Billboard from atheist group with slogan "Supernatural Belief is the Enemy of Humanity"
Cobb County Courier

Hemant Mehta in the Friendly Atheist:

According to just released 2018 data from the General Social Survey, “nones” are now the largest single “religious” demographic in the country (23.1%), statistically tied with Catholics (23.0%) and just above evangelical Christians (22.5%). 

While the single data point may not tell you much, look at those trend lines. “No religion” just keeps getting higher and higher, apparently pulling people from mainline Christian denominations and maybe some evangelicals, too.

According to Professor Ryan P. Burge of Eastern Illinois University, this trend shows no sign of slowing down.

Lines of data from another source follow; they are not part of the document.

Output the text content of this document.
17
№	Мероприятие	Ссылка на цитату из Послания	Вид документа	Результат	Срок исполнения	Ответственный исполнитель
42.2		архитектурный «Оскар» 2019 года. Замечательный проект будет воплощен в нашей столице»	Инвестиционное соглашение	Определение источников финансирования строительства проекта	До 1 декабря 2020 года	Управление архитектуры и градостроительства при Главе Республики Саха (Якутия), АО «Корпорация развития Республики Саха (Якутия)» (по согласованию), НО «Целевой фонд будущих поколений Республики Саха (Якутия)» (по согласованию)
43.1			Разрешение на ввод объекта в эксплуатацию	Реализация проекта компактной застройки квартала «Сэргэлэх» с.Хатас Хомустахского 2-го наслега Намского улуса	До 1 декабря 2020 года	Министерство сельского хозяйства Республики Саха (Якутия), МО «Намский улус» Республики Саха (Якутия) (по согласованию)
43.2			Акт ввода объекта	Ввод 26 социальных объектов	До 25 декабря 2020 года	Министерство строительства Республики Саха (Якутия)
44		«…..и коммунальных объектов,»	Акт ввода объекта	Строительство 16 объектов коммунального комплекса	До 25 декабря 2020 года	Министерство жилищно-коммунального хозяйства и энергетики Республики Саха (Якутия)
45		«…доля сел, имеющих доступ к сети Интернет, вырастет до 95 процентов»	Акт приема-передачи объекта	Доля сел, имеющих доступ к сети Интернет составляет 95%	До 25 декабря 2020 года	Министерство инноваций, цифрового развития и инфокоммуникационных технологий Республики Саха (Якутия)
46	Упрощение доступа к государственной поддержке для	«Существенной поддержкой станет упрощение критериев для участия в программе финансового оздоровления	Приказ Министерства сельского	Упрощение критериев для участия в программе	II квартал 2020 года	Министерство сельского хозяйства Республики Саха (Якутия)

The unaffiliated have had a much more dramatic trajectory, starting at just 1 in 20 of GSS respondents back in 1972. The nones experienced big jumps in 1993 and 1998, and have added, on average, 1-1.5 percentage points every 2 years for the last 10 years.

Their continued growth has been well-documented and at this point, expected. The big finding in 2018 is that those of “no religion” are now as common as evangelicals in the US, both about 23 percent of the population.

The difference between these groups is not statistically significant at this point; but I see no reason to think that the nones will level off anytime soon. If the nones maintain their growth while evangelicals stagnate, it is statistically inevitable that those of no religious faith will be the largest group in America in the next five years.

Given that the two largest religious denominations in the country — Catholics and Southern Baptists — are facing sexual abuse scandals that could go on for years to come, I wouldn’t be surprised if people who still believe in God leave those denominations altogether.

The next step has to be figuring out how to convert more of those “nones” into a voting bloc that cares about issues like church/state separation and civil rights. Having more of us makes no difference if conservative evangelicals punch above their weight at the ballot box.